Depuis début juin, Emmanuel Macron a esquissé les contours de ce que devrait être le CNR, sans entrer dans les détails. L’idée proposée est de réunir des représentants des forces politiques, économiques, sociales et coopératives du pays, ainsi que des citoyens attirés. Leurs échanges doivent permettre de réfléchir à d’importantes réformes sur des questions que M. Macron croit avoir soulevées pendant la campagne présidentielle : plein emploi et industrialisation, scolarisation, santé, « bien vieillir » et la transition écologique.
Par ailleurs, ce CNR se veut, comme l’a expliqué par la suite le porte-parole du gouvernement, Olivier Véran, une “nouvelle méthode” plus qu’une nouvelle “structure”. “Il ne s’agit pas de recréer une structure similaire au CESE [Conseil économique social et environnemental]mais de trouver une nouvelle méthode pour faire face aux défis posés par cette nouvelle ère”, affirme l’Elysée.

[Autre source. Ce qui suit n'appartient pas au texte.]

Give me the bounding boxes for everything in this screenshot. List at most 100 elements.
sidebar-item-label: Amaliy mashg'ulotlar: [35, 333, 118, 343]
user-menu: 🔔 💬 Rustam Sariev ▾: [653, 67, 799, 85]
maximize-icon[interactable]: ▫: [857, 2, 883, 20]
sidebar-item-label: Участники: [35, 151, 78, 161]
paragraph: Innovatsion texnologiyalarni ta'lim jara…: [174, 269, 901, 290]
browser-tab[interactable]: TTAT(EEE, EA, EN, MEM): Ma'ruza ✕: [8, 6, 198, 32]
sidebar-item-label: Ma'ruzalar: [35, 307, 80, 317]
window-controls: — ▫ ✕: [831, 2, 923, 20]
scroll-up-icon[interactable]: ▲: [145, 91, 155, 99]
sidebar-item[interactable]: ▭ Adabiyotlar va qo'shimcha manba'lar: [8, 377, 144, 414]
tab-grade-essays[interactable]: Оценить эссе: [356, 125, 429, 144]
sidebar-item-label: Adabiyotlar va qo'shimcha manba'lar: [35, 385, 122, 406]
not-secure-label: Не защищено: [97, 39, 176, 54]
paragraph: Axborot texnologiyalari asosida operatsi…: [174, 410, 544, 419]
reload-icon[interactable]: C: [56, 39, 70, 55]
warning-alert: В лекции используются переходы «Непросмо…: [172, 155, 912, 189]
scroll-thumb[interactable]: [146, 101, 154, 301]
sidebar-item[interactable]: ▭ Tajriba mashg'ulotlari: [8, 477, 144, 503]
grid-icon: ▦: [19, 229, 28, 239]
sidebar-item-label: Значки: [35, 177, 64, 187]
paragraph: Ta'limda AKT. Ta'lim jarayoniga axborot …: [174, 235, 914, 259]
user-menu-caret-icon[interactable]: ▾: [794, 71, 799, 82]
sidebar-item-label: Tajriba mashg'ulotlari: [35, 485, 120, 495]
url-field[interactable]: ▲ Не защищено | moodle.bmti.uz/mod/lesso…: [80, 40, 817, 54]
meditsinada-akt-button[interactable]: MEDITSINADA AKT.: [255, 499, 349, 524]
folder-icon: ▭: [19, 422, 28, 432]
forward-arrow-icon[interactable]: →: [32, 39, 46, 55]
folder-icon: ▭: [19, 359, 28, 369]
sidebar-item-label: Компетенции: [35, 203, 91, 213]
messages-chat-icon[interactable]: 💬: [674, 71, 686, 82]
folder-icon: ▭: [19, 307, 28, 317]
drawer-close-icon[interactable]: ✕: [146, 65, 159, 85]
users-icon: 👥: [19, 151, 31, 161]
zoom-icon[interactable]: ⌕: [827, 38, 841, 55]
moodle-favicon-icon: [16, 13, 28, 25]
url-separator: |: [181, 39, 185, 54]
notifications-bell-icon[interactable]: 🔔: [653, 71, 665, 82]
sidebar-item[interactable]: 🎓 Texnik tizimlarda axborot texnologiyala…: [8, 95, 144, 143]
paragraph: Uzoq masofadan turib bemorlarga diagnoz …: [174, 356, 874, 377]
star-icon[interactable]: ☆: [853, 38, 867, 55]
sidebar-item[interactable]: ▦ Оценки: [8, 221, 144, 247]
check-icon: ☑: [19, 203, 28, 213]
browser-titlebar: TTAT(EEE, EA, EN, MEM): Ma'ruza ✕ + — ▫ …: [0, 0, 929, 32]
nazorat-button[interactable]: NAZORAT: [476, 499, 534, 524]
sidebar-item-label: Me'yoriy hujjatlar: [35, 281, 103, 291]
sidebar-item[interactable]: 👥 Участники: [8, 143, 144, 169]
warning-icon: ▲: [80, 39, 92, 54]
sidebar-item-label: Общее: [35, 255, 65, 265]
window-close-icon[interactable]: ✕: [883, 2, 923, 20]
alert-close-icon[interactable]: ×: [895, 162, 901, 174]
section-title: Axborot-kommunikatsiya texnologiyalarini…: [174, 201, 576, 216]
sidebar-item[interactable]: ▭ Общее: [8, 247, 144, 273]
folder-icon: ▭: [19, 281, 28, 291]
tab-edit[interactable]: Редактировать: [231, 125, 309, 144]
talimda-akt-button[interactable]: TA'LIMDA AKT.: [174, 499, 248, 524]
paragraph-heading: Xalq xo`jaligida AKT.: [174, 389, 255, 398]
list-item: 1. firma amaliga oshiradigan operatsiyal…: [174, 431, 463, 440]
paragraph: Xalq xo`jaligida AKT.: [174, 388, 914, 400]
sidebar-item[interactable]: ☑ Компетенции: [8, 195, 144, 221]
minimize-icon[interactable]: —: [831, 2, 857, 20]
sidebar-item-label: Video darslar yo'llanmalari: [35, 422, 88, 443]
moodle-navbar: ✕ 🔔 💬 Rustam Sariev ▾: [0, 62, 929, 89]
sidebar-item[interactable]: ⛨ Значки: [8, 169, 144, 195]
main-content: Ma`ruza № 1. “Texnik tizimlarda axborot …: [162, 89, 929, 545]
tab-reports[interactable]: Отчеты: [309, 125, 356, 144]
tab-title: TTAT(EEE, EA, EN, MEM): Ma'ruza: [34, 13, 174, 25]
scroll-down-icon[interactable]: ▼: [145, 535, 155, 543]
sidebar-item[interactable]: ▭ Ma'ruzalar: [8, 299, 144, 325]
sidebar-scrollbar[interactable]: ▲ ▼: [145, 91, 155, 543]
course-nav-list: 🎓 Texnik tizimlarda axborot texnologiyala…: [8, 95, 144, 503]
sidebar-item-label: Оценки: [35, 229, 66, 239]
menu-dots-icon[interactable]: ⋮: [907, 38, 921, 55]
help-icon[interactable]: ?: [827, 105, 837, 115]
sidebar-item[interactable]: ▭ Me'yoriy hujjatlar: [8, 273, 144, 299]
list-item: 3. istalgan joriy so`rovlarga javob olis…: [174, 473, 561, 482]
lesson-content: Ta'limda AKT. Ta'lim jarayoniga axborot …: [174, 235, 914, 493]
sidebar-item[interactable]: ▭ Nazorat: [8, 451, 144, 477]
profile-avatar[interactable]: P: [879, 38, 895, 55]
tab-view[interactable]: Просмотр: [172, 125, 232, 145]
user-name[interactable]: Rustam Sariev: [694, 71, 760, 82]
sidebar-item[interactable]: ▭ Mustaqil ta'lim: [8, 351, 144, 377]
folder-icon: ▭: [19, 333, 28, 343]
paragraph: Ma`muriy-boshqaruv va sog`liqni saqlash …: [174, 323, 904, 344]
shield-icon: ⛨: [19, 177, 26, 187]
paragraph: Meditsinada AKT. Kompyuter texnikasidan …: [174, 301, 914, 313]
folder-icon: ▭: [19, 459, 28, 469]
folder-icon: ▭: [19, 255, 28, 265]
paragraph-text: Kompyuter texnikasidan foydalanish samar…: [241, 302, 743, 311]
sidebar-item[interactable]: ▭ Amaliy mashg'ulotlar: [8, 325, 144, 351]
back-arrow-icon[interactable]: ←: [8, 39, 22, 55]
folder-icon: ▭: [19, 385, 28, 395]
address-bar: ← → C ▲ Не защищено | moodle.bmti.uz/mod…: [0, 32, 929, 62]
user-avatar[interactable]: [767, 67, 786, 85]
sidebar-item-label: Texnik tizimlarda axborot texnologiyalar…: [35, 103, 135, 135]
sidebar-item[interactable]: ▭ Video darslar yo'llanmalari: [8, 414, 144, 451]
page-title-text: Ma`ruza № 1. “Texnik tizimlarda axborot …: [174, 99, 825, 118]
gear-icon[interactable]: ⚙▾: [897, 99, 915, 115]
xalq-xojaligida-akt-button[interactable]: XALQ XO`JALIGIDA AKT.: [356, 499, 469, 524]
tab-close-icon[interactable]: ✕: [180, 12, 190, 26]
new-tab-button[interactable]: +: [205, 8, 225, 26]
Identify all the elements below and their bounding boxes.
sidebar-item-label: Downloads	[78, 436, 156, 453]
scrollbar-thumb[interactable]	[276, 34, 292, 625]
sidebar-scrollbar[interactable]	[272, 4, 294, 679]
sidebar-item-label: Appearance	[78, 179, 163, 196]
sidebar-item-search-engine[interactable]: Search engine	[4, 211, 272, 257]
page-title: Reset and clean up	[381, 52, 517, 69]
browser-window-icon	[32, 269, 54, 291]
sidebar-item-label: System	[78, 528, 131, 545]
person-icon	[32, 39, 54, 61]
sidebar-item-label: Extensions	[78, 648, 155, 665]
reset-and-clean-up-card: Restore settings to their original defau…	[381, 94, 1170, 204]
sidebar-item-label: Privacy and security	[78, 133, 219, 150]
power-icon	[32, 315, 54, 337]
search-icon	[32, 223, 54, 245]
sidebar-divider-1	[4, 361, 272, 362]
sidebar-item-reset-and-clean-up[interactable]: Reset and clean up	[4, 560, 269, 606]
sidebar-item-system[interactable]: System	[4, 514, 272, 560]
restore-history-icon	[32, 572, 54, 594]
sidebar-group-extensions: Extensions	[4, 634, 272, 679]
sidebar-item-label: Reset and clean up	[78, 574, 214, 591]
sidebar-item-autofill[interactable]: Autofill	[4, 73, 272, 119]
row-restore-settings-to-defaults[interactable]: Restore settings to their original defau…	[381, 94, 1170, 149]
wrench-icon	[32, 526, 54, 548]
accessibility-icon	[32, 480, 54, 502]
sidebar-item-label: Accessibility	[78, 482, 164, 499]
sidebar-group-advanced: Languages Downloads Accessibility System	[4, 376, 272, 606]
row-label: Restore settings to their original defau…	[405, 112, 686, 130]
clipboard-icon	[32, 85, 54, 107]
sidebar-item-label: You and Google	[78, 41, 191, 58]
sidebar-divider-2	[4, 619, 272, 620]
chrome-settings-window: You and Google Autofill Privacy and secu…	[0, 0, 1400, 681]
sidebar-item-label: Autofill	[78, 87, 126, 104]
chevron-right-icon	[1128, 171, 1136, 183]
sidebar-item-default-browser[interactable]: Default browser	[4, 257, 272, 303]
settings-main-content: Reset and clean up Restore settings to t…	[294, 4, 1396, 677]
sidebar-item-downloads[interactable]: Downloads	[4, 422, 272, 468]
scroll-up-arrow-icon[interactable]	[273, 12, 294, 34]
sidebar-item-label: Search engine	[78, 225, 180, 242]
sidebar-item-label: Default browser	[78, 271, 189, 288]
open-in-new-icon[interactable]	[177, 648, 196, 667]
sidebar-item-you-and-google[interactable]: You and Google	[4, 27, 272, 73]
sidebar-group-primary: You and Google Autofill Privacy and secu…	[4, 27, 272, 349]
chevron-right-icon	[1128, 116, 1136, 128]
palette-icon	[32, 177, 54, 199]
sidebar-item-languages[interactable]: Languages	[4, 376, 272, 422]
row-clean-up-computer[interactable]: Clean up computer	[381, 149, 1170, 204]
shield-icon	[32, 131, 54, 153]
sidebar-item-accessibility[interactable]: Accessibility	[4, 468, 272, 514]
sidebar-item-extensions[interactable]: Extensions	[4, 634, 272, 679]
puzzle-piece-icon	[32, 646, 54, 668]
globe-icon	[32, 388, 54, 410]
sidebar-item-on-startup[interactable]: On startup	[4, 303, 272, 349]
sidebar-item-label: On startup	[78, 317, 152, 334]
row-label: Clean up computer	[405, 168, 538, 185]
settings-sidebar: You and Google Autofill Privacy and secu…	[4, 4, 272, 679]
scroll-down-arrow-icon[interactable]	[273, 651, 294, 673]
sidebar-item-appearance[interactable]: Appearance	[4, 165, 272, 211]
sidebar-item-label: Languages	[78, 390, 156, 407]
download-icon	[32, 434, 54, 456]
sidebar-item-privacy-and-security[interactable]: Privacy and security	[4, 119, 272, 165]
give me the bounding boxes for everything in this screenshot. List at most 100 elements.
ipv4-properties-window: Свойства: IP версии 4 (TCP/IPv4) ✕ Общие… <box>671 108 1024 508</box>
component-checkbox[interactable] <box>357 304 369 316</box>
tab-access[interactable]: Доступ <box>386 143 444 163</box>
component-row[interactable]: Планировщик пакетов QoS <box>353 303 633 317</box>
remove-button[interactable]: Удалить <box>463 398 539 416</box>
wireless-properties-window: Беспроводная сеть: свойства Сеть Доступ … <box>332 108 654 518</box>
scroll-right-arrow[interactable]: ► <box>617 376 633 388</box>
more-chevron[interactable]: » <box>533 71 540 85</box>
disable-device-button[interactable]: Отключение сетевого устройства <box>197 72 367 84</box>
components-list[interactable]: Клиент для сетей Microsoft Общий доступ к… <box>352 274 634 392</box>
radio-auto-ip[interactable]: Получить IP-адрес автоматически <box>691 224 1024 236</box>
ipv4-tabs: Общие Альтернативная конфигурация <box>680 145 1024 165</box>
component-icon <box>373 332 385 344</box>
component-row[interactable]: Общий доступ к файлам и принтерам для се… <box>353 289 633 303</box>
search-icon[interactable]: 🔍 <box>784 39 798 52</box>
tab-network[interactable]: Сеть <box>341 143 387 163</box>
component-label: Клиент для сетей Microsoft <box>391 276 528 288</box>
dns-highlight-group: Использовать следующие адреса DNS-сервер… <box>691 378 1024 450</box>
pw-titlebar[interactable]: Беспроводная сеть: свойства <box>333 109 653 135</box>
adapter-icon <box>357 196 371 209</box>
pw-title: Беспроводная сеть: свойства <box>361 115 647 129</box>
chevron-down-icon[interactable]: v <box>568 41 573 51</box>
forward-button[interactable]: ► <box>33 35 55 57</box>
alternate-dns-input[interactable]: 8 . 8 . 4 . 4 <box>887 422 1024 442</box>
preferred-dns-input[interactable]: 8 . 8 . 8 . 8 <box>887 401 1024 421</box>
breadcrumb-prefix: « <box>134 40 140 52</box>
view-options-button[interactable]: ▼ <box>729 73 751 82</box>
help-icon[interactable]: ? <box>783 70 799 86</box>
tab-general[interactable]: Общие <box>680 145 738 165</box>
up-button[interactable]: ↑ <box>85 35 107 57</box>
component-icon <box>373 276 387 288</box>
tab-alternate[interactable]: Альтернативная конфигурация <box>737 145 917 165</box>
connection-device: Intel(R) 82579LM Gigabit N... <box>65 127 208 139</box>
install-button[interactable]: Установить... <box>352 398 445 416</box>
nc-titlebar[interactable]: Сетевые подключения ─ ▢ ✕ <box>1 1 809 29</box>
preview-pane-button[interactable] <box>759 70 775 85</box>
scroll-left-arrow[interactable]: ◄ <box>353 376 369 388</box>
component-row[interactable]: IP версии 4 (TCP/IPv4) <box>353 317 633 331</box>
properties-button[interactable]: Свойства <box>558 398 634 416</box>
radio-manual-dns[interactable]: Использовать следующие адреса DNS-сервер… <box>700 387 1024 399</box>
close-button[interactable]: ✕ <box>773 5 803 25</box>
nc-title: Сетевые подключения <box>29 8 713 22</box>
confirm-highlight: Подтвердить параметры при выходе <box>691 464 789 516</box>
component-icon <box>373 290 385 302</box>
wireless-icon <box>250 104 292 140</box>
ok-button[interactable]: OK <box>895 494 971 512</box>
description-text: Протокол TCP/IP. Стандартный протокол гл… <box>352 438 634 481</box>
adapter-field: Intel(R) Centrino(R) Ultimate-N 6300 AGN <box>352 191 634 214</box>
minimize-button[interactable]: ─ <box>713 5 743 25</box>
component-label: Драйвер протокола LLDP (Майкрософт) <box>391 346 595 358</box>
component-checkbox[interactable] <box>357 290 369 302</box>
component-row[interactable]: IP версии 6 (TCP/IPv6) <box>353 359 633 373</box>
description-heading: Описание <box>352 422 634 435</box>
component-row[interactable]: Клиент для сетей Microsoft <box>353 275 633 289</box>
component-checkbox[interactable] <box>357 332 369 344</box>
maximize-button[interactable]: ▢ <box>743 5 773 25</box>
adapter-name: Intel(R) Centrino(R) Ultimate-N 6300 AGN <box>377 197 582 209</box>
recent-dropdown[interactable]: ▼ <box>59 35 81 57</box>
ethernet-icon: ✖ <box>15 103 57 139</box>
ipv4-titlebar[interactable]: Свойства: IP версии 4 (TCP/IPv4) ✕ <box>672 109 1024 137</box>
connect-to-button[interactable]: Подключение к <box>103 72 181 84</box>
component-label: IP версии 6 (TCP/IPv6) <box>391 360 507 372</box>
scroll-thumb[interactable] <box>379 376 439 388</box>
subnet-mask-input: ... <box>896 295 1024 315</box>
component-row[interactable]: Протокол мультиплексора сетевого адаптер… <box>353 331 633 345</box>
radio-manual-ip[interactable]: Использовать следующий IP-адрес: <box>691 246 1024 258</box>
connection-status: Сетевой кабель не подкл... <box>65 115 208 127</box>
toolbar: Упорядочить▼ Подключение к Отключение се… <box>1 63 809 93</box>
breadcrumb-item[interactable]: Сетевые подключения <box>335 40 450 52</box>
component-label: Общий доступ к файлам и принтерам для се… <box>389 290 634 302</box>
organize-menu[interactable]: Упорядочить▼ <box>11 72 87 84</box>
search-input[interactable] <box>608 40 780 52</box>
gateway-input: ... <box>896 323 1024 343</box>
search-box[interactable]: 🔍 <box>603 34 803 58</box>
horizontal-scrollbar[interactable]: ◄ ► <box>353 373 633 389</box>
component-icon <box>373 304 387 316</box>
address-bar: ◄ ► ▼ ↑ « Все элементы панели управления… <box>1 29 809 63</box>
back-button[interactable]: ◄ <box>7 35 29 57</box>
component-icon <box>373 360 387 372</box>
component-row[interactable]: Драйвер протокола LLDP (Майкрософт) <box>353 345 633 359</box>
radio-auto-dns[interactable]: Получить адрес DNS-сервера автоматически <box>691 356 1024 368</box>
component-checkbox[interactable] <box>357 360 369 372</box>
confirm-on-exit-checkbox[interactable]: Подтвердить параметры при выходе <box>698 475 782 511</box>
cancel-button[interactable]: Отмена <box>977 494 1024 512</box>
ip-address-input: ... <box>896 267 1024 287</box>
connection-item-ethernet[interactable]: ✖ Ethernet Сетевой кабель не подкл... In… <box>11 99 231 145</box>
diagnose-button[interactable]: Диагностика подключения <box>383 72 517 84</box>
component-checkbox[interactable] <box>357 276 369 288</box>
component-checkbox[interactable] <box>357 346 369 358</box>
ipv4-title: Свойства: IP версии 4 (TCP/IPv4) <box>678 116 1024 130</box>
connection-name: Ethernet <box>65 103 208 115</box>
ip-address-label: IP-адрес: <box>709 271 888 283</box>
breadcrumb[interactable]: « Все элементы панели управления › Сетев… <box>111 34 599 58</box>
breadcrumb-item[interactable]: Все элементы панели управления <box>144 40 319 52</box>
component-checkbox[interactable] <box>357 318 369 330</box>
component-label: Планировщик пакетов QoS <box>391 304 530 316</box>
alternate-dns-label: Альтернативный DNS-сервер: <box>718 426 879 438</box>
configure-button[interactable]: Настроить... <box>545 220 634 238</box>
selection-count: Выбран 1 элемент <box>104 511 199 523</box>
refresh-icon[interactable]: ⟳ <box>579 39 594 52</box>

Le nom choisi et, surtout, son sigle se veulent, selon les mots d’Emmanuel Macron, un « clin d’œil » hautement symbolique et supposé au Conseil national de la Résistance. Ce dernier, qui a coordonné les différents mouvements de la Résistance intérieure française pendant la Seconde Guerre mondiale, tient une place essentielle dans l’histoire du pays.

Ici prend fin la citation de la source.